Several limitations should be noted in our study. First, it was subject to all of the limitations inherent to a retrospective study design. In addition, there may be some degree of selection bias in this retrospective study. A prospective study is therefore warranted to validate our results. Second, the risk of overfitting is higher when the sample size is small, as in the present study. Although we used both training and test datasets, it should be noted that the accuracy of machine learning algorithms may be inflated when a complex algorithm is used with a small sample size. Similarly, if the machine learning models become too complex, the risk of overfitting increases, while the ability to generalize the models to new data decreases. 28 Third, the proposed model is only applicable for differentiating cognitive status, and cannot predict temporal stage or prognosis. Fourth, this study evaluated only basic information, including age, sex, and education level, as the real primary clinical field. However, other comorbidities and laboratory parameters can affect cognitive function. 29 Thus, a diagnostic test rather than a screening test should be analyzed with these variables. Fifth, the scope of this study is limited because it evaluated data from a single study center. The generalizability of a hypothetical model depends on the inclusiveness of the training dataset.

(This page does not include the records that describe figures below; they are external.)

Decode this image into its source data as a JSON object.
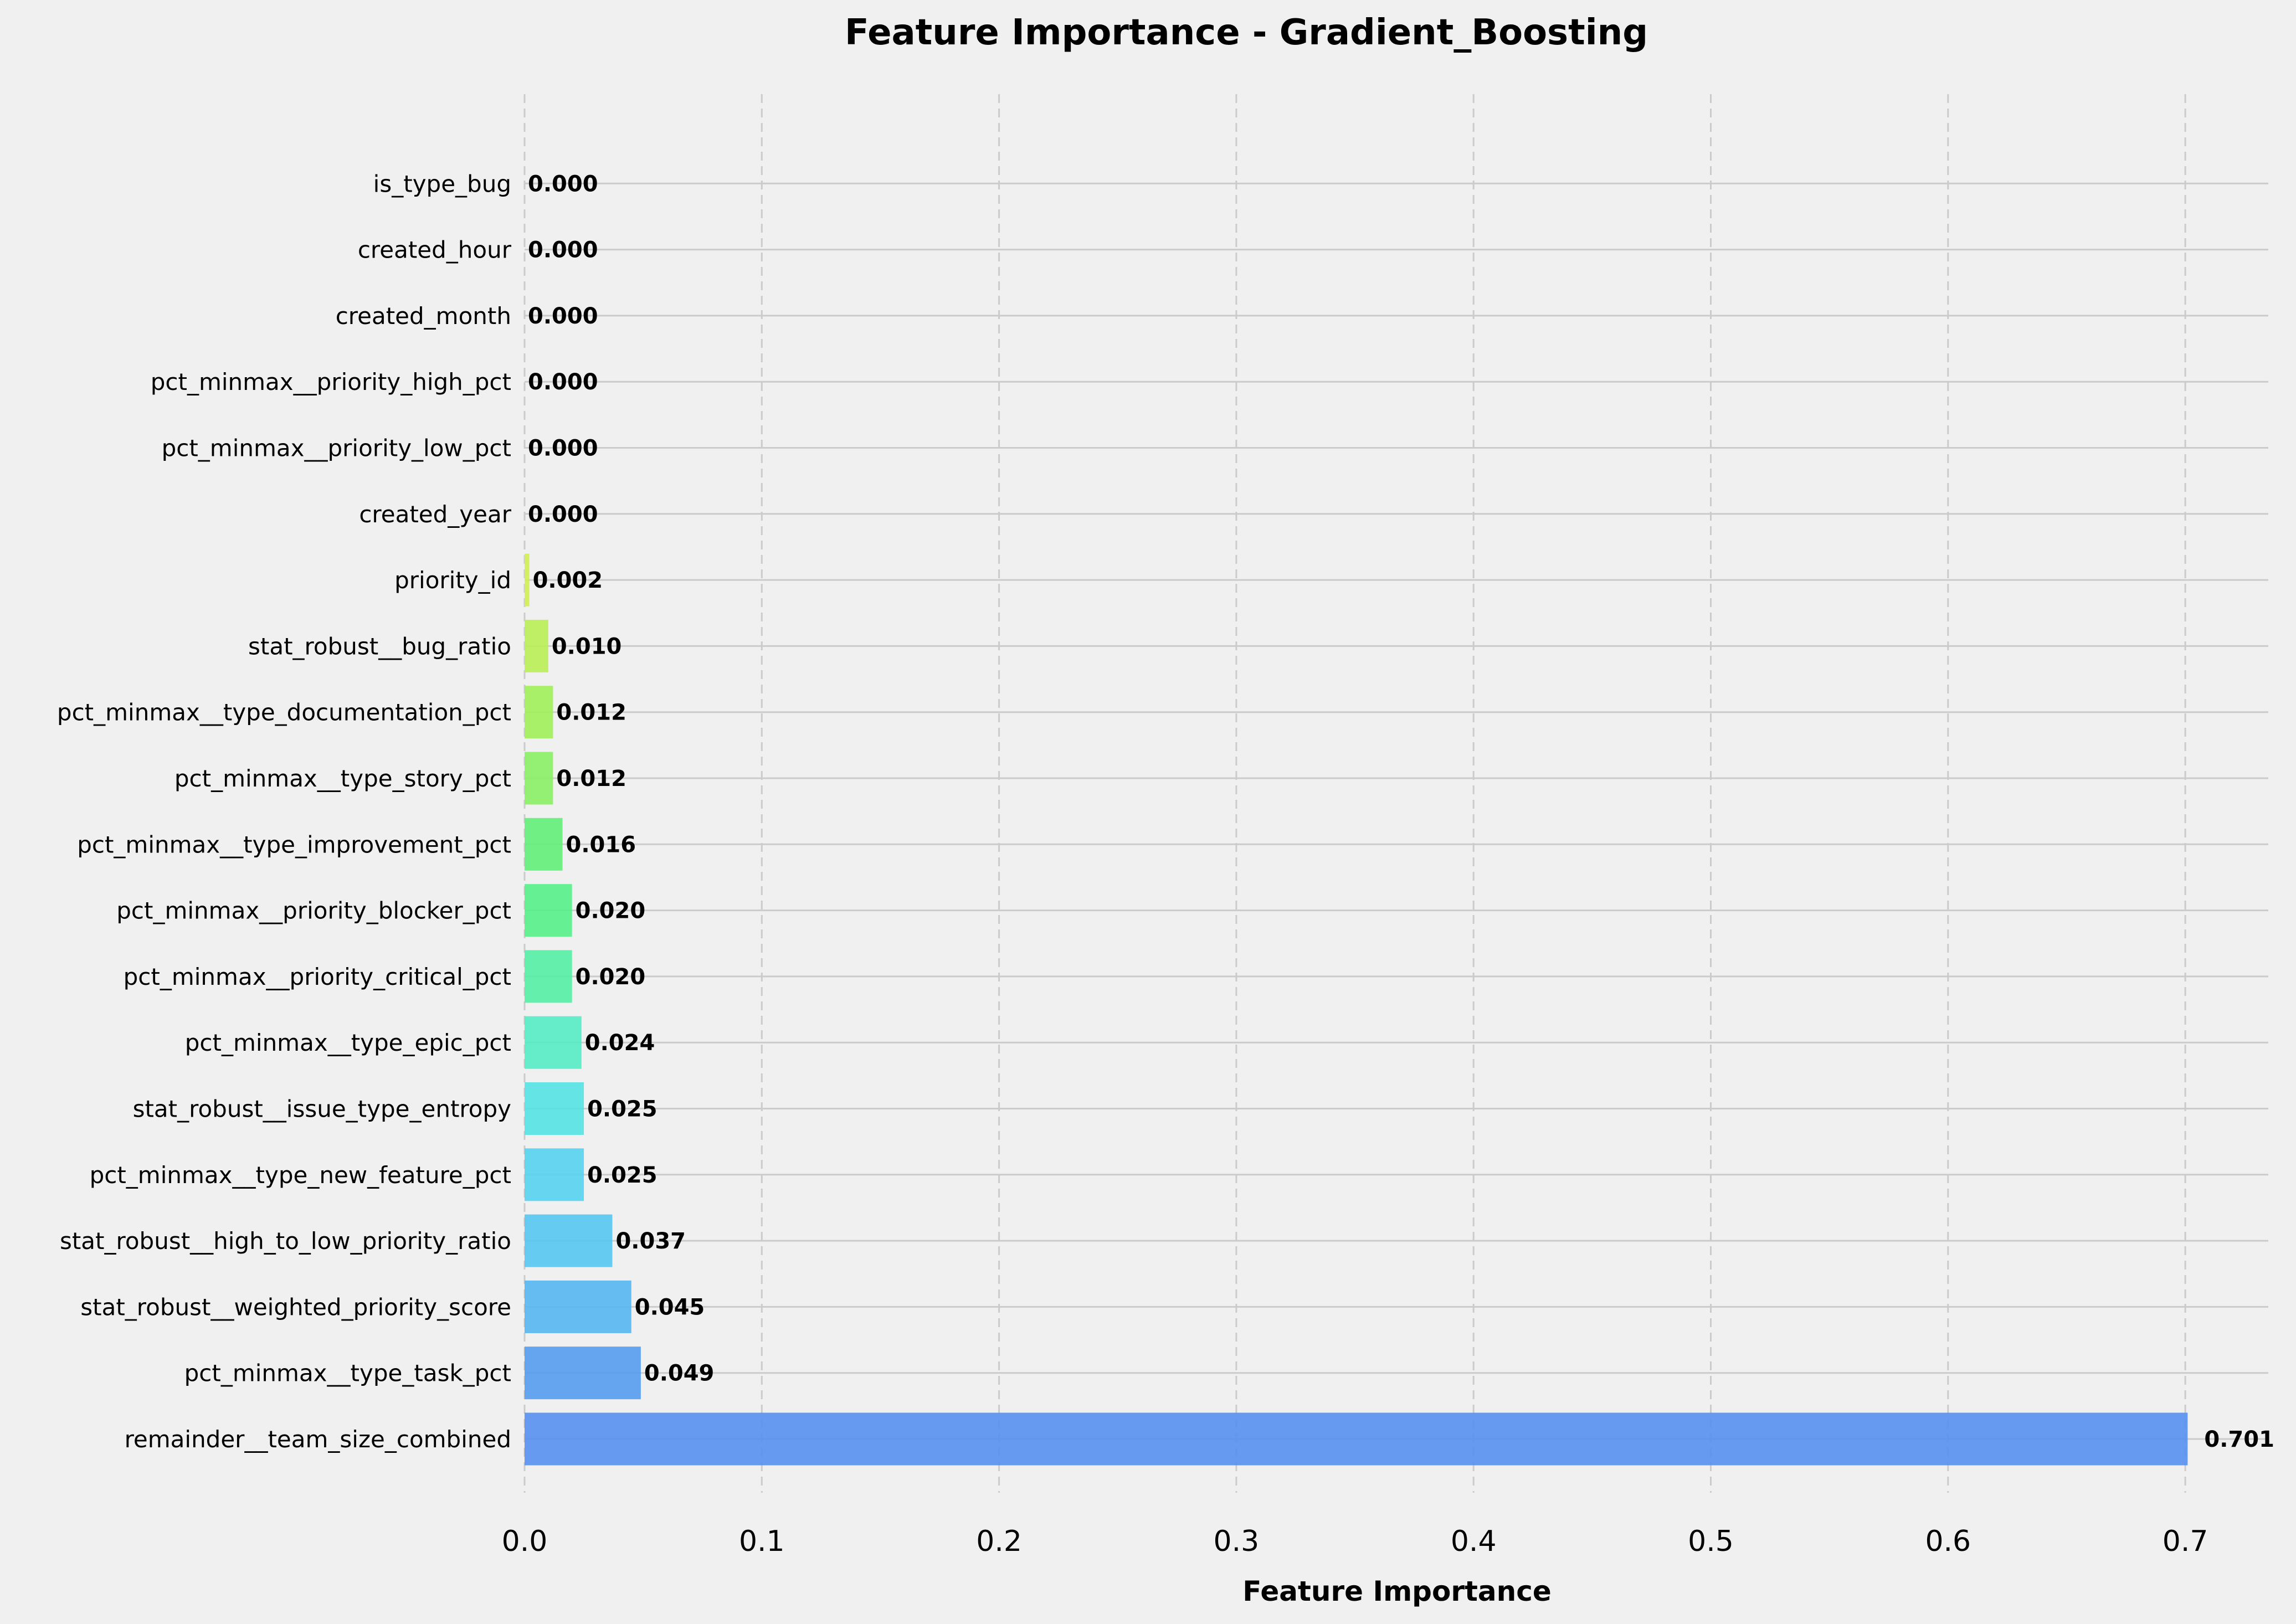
{
  "chart_data": {
    "type": "bar",
    "orientation": "horizontal",
    "title": "Feature Importance - Gradient_Boosting",
    "xlabel": "Feature Importance",
    "ylabel": "",
    "xlim": [
      0,
      0.735
    ],
    "xticks": [
      0.0,
      0.1,
      0.2,
      0.3,
      0.4,
      0.5,
      0.6,
      0.7
    ],
    "xtick_labels": [
      "0.0",
      "0.1",
      "0.2",
      "0.3",
      "0.4",
      "0.5",
      "0.6",
      "0.7"
    ],
    "grid": "x dashed, y solid",
    "categories": [
      "remainder__team_size_combined",
      "pct_minmax__type_task_pct",
      "stat_robust__weighted_priority_score",
      "stat_robust__high_to_low_priority_ratio",
      "pct_minmax__type_new_feature_pct",
      "stat_robust__issue_type_entropy",
      "pct_minmax__type_epic_pct",
      "pct_minmax__priority_critical_pct",
      "pct_minmax__priority_blocker_pct",
      "pct_minmax__type_improvement_pct",
      "pct_minmax__type_story_pct",
      "pct_minmax__type_documentation_pct",
      "stat_robust__bug_ratio",
      "priority_id",
      "created_year",
      "pct_minmax__priority_low_pct",
      "pct_minmax__priority_high_pct",
      "created_month",
      "created_hour",
      "is_type_bug"
    ],
    "values": [
      0.701,
      0.049,
      0.045,
      0.037,
      0.025,
      0.025,
      0.024,
      0.02,
      0.02,
      0.016,
      0.012,
      0.012,
      0.01,
      0.002,
      0.0,
      0.0,
      0.0,
      0.0,
      0.0,
      0.0
    ],
    "value_labels": [
      "0.701",
      "0.049",
      "0.045",
      "0.037",
      "0.025",
      "0.025",
      "0.024",
      "0.020",
      "0.020",
      "0.016",
      "0.012",
      "0.012",
      "0.010",
      "0.002",
      "0.000",
      "0.000",
      "0.000",
      "0.000",
      "0.000",
      "0.000"
    ],
    "colors": [
      "#5590ef",
      "#559cef",
      "#55b6ef",
      "#55c6ef",
      "#55d2ef",
      "#55e2e4",
      "#55ecc4",
      "#55eea4",
      "#55ef8a",
      "#62ef78",
      "#8aef64",
      "#a0ef58",
      "#b8ee55",
      "#d2ee55",
      "#d8ee55",
      "#dcee55",
      "#e0ee55",
      "#e4ee55",
      "#e8ee55",
      "#ecee55"
    ],
    "background": "#f0f0f0"
  }
}
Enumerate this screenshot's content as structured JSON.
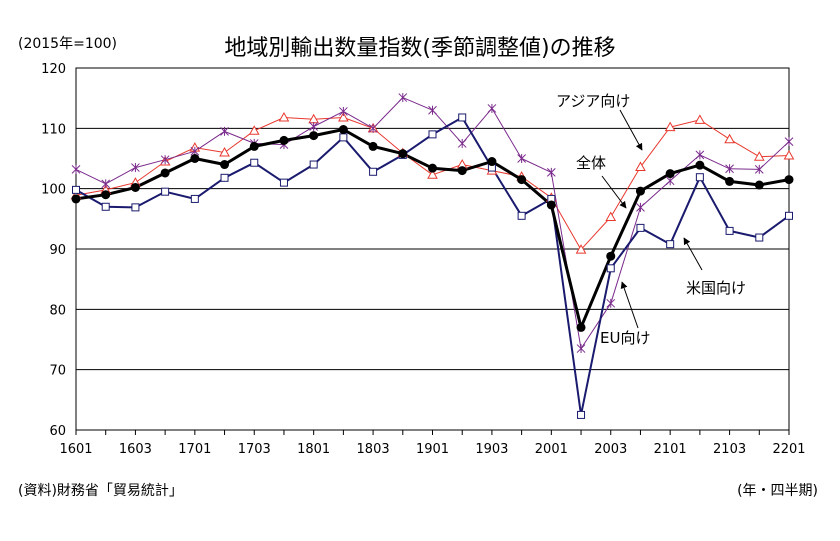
{
  "header": {
    "title": "地域別輸出数量指数(季節調整値)の推移",
    "unit": "(2015年=100)"
  },
  "footer": {
    "source": "(資料)財務省「貿易統計」",
    "x_unit": "(年・四半期)"
  },
  "chart_data": {
    "type": "line",
    "title": "地域別輸出数量指数(季節調整値)の推移",
    "ylabel": "(2015年=100)",
    "xlabel": "(年・四半期)",
    "ylim": [
      60,
      120
    ],
    "yticks": [
      60,
      70,
      80,
      90,
      100,
      110,
      120
    ],
    "grid": true,
    "x": [
      "1601",
      "1602",
      "1603",
      "1604",
      "1701",
      "1702",
      "1703",
      "1704",
      "1801",
      "1802",
      "1803",
      "1804",
      "1901",
      "1902",
      "1903",
      "1904",
      "2001",
      "2002",
      "2003",
      "2004",
      "2101",
      "2102",
      "2103",
      "2104",
      "2201"
    ],
    "x_tick_labels": [
      "1601",
      "1603",
      "1701",
      "1703",
      "1801",
      "1803",
      "1901",
      "1903",
      "2001",
      "2003",
      "2101",
      "2103",
      "2201"
    ],
    "series": [
      {
        "name": "全体",
        "color": "#000000",
        "marker": "filled-circle",
        "values": [
          98.3,
          99.0,
          100.2,
          102.6,
          105.0,
          104.0,
          107.0,
          108.0,
          108.8,
          109.8,
          107.0,
          105.8,
          103.4,
          103.0,
          104.5,
          101.5,
          97.3,
          77.0,
          88.8,
          99.6,
          102.5,
          103.9,
          101.2,
          100.6,
          101.5
        ]
      },
      {
        "name": "アジア向け",
        "color": "#e8382e",
        "marker": "triangle",
        "values": [
          98.9,
          99.8,
          101.0,
          104.5,
          106.8,
          106.0,
          109.6,
          111.8,
          111.5,
          111.8,
          110.0,
          105.9,
          102.3,
          104.0,
          103.0,
          102.0,
          98.5,
          89.9,
          95.3,
          103.6,
          110.2,
          111.4,
          108.2,
          105.3,
          105.5
        ]
      },
      {
        "name": "米国向け",
        "color": "#1a1a6e",
        "marker": "square",
        "values": [
          99.8,
          97.0,
          96.9,
          99.5,
          98.3,
          101.8,
          104.3,
          101.0,
          104.0,
          108.5,
          102.8,
          105.6,
          109.0,
          111.8,
          103.5,
          95.5,
          98.3,
          62.5,
          86.8,
          93.5,
          90.8,
          101.9,
          93.0,
          91.9,
          95.5
        ]
      },
      {
        "name": "EU向け",
        "color": "#7a2b8c",
        "marker": "x",
        "values": [
          103.2,
          100.8,
          103.5,
          104.8,
          106.2,
          109.5,
          107.5,
          107.3,
          110.3,
          112.8,
          110.0,
          115.1,
          113.0,
          107.5,
          113.3,
          105.0,
          102.7,
          73.5,
          81.0,
          96.9,
          101.3,
          105.6,
          103.3,
          103.2,
          107.8
        ]
      }
    ],
    "annotations": [
      "アジア向け",
      "全体",
      "米国向け",
      "EU向け"
    ]
  }
}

That is, a hypothetical model that was trained using data from a single center or a small sample size may not be suitable to apply to subjects from another population or to a large sample. A useful model therefore requires data collected from a range of subjects among a large sample size.
Conclusions
When screening for cognitive dysfunction, difficulties in the clinical interpretation of neuropsychological data have prompted the use of machine learning tools. The present study suggests that a machine-learning-based approach can be a valuable tool to screen for cognitive dysfunction. To increase the applicability of the hypothetical model, so it can then be used as a clinical tool to screen for cognitive status, it is necessary to validate the model using a large comprehensive dataset. Furthermore, even if the analysis of neuropsychological data gives significant results, additional data from biomarkers, positron emission tomography, magnetic resonance imaging (MRI), functional MRI, or genetic analysis may also contribute to screening and diagnosis.